Germany has inaugurated a new museum at the site of the Nazi concentration camp where diarist Anne Frank died.
The new exhibition seeks to highlight the stories of survivors
The new exhibition centre at Bergen-Belsen, in the north of Germany, highlights the fates of those who died at the camp during World War II.
Among the exhibits are the drawings and diaries of Jews imprisoned there, plus video statements by survivors.
Some 100 survivors were at the ceremony at the camp, where an estimated 50,000 Jews perished during the Holocaust.
Power of memory
The new exhibition is part of an effort to reconstruct the lives of those sent to Bergen-Belsen during the Nazi occupation of Europe.

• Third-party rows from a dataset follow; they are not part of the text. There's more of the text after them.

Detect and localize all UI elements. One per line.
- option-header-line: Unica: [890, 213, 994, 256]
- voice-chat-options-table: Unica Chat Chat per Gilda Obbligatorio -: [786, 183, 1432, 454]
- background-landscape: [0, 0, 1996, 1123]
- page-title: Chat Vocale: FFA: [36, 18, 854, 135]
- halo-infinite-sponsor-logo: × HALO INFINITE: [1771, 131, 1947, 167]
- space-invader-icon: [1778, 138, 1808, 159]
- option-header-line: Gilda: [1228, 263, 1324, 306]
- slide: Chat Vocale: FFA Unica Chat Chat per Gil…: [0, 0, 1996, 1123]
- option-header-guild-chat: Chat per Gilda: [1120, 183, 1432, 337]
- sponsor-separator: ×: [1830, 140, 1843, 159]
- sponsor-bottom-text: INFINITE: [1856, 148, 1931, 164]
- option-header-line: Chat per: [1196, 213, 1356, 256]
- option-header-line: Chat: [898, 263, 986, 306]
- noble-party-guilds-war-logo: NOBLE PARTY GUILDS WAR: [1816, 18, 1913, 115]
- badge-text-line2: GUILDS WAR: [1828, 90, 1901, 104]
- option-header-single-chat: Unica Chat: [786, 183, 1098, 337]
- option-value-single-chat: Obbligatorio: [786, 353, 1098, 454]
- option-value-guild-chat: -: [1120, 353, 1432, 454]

It contains photographs, prisoners' records and objects donated by the survivors.
"Use of the new material makes it possible to faithfully recreate the history of the camp," said Christian Wulff, governor of the state of Lower Saxony.

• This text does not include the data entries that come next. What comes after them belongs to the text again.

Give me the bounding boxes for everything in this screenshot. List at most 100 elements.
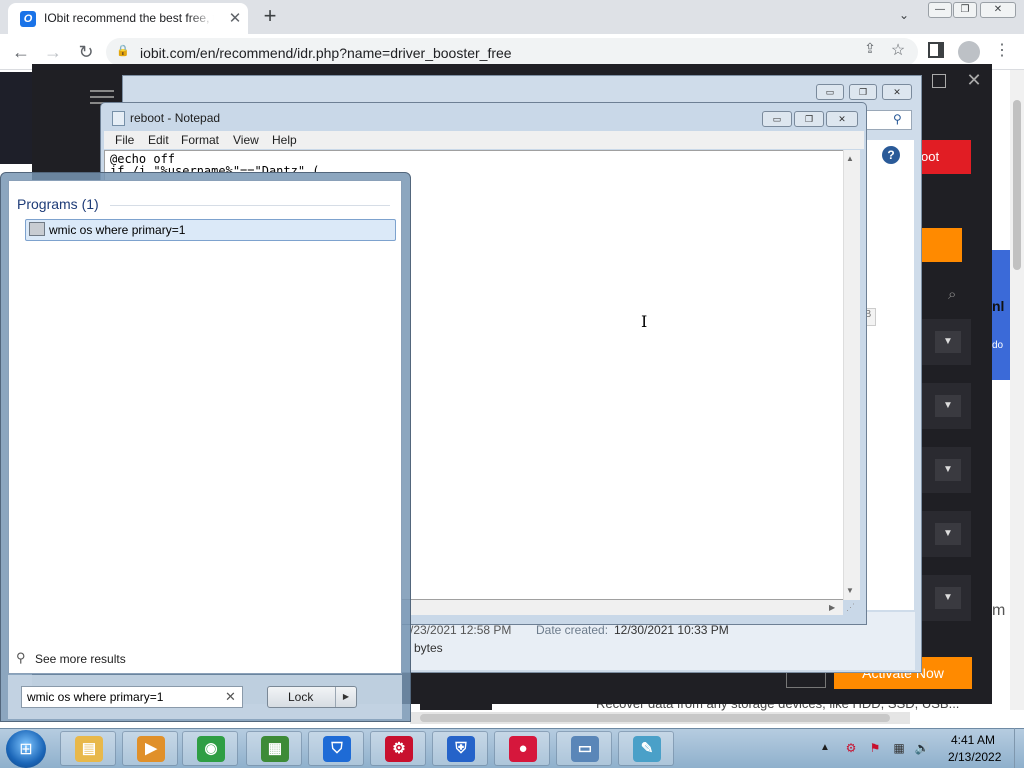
notepad-maximize-button[interactable]: ❐ — [794, 111, 824, 127]
magnifier-icon: ⚲ — [16, 650, 26, 665]
start-menu-results — [8, 180, 402, 674]
browser-tab[interactable]: O IObit recommend the best free, f ✕ — [8, 3, 248, 34]
browser-menu-icon[interactable]: ⋮ — [994, 42, 1010, 60]
see-more-results-link[interactable]: See more results — [35, 652, 126, 666]
app-list-row[interactable]: ▼ — [921, 319, 971, 365]
driver-booster-tray-icon[interactable]: ⚙ — [843, 740, 859, 756]
clock-date[interactable]: 2/13/2022 — [948, 750, 1001, 764]
forward-arrow-icon[interactable]: → — [41, 40, 65, 64]
page-banner-text: nl — [992, 298, 1005, 314]
tab-close-icon[interactable]: ✕ — [226, 10, 244, 28]
taskbar-driver-booster-button[interactable]: ⚙ — [370, 731, 426, 766]
page-banner-subtext: do — [992, 340, 1004, 351]
tab-search-icon[interactable]: ⌄ — [894, 8, 914, 26]
vpn-icon: ⛨ — [447, 736, 475, 762]
menu-view[interactable]: View — [233, 133, 259, 147]
dropdown-arrow-icon[interactable]: ▼ — [935, 523, 961, 545]
date-modified-value: /23/2021 12:58 PM — [410, 623, 512, 637]
help-icon[interactable]: ? — [882, 146, 900, 164]
notepad-minimize-button[interactable]: ▭ — [762, 111, 792, 127]
side-panel-icon[interactable] — [928, 42, 944, 58]
start-search-value[interactable]: wmic os where primary=1 — [27, 690, 163, 704]
show-hidden-icons[interactable]: ▲ — [820, 742, 830, 753]
taskbar-media-player-button[interactable]: ▶ — [122, 731, 178, 766]
taskbar-avg-button[interactable]: ▦ — [246, 731, 302, 766]
address-bar[interactable]: 🔒 iobit.com/en/recommend/idr.php?name=dr… — [106, 38, 918, 66]
taskbar-shield-app-button[interactable]: ⛉ — [308, 731, 364, 766]
app-list-row[interactable]: ▼ — [921, 447, 971, 493]
page-blue-banner — [992, 250, 1010, 380]
lock-button-label[interactable]: Lock — [288, 690, 313, 704]
network-tray-icon[interactable]: ▦ — [891, 740, 907, 756]
explorer-icon: ▤ — [75, 736, 103, 762]
date-created-value: 12/30/2021 10:33 PM — [614, 623, 729, 637]
resize-grip-icon[interactable]: ⋰ — [846, 602, 858, 614]
browser-close-button[interactable]: ✕ — [980, 2, 1016, 18]
scroll-down-icon[interactable]: ▼ — [846, 586, 854, 595]
shield-app-icon: ⛉ — [323, 736, 351, 762]
page-horizontal-thumb[interactable] — [420, 714, 890, 722]
driver-booster-icon: ⚙ — [385, 736, 413, 762]
lock-options-arrow-icon[interactable]: ▶ — [335, 687, 356, 707]
text-cursor-icon: I — [641, 312, 648, 331]
taskbar-notepad-window-button[interactable]: ▭ — [556, 731, 612, 766]
taskbar-vpn-button[interactable]: ⛨ — [432, 731, 488, 766]
dropdown-arrow-icon[interactable]: ▼ — [935, 331, 961, 353]
program-result-label[interactable]: wmic os where primary=1 — [49, 223, 185, 237]
app-list-row[interactable]: ▼ — [921, 511, 971, 557]
menu-file[interactable]: File — [115, 133, 134, 147]
browser-minimize-button[interactable]: — — [928, 2, 952, 18]
reboot-button[interactable]: oot — [921, 140, 971, 174]
taskbar-notepad-button[interactable]: ✎ — [618, 731, 674, 766]
taskbar-chrome-button[interactable]: ◉ — [182, 731, 238, 766]
back-arrow-icon[interactable]: ← — [9, 40, 33, 64]
dropdown-arrow-icon[interactable]: ▼ — [935, 587, 961, 609]
notepad-horizontal-scrollbar[interactable] — [410, 600, 843, 615]
flag-tray-icon[interactable]: ⚑ — [867, 740, 883, 756]
scroll-up-icon[interactable]: ▲ — [846, 154, 854, 163]
file-size-value: bytes — [414, 641, 443, 655]
app-list-row[interactable]: ▼ — [921, 575, 971, 621]
chrome-icon: ◉ — [197, 736, 225, 762]
taskbar-explorer-button[interactable]: ▤ — [60, 731, 116, 766]
explorer-content-pane — [866, 140, 914, 610]
taskbar-screen-recorder-button[interactable]: ● — [494, 731, 550, 766]
explorer-search-input[interactable] — [866, 110, 912, 130]
search-icon[interactable]: ⚲ — [893, 112, 902, 126]
bookmark-star-icon[interactable]: ☆ — [888, 40, 908, 60]
page-dark-banner — [0, 72, 34, 164]
show-desktop-button[interactable] — [1014, 728, 1024, 768]
url-text: iobit.com/en/recommend/idr.php?name=driv… — [140, 45, 512, 61]
dropdown-arrow-icon[interactable]: ▼ — [935, 459, 961, 481]
notepad-title: reboot - Notepad — [130, 111, 221, 125]
app-close-icon[interactable]: ✕ — [964, 70, 984, 90]
profile-avatar-icon[interactable] — [958, 41, 980, 63]
notepad-close-button[interactable]: ✕ — [826, 111, 858, 127]
dropdown-arrow-icon[interactable]: ▼ — [935, 395, 961, 417]
clear-search-icon[interactable]: ✕ — [225, 689, 236, 705]
app-list-row[interactable]: ▼ — [921, 383, 971, 429]
explorer-close-button[interactable]: ✕ — [882, 84, 912, 100]
explorer-maximize-button[interactable]: ❐ — [849, 84, 877, 100]
volume-tray-icon[interactable]: 🔊 — [914, 740, 930, 756]
lock-icon[interactable]: 🔒 — [116, 44, 130, 60]
app-maximize-icon[interactable] — [932, 74, 946, 88]
menu-help[interactable]: Help — [272, 133, 297, 147]
browser-restore-button[interactable]: ❐ — [953, 2, 977, 18]
notepad-vertical-scrollbar[interactable] — [843, 150, 860, 600]
scroll-right-icon[interactable]: ▶ — [829, 603, 835, 612]
explorer-minimize-button[interactable]: ▭ — [816, 84, 844, 100]
app-orange-button[interactable] — [921, 228, 962, 262]
reload-icon[interactable]: ↻ — [74, 40, 98, 64]
new-tab-button[interactable]: + — [258, 5, 282, 29]
app-search-icon[interactable]: ⌕ — [948, 286, 966, 304]
share-icon[interactable]: ⇪ — [860, 40, 880, 60]
avg-icon: ▦ — [261, 736, 289, 762]
programs-heading: Programs (1) — [17, 196, 99, 212]
clock-time[interactable]: 4:41 AM — [951, 733, 995, 747]
notepad-icon — [112, 111, 125, 126]
page-scrollbar-thumb[interactable] — [1013, 100, 1021, 270]
windows-logo-icon: ⊞ — [19, 741, 33, 758]
menu-format[interactable]: Format — [181, 133, 219, 147]
menu-edit[interactable]: Edit — [148, 133, 169, 147]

"The genocide of Europe's Jews - a crime against humanity of unimaginable proportions - will now and forever keep its paramount place within the German memory," German Culture Minister Bernd Neumann said as he opened the museum.
Liberated by Allied troops in 1945 and later razed, Bergen-Belsen began life as a prisoner of war camp.
From 1943 until the end of the war it was a concentration camp for Jews, gypsies and homosexuals, with an estimated 125,000 people held there.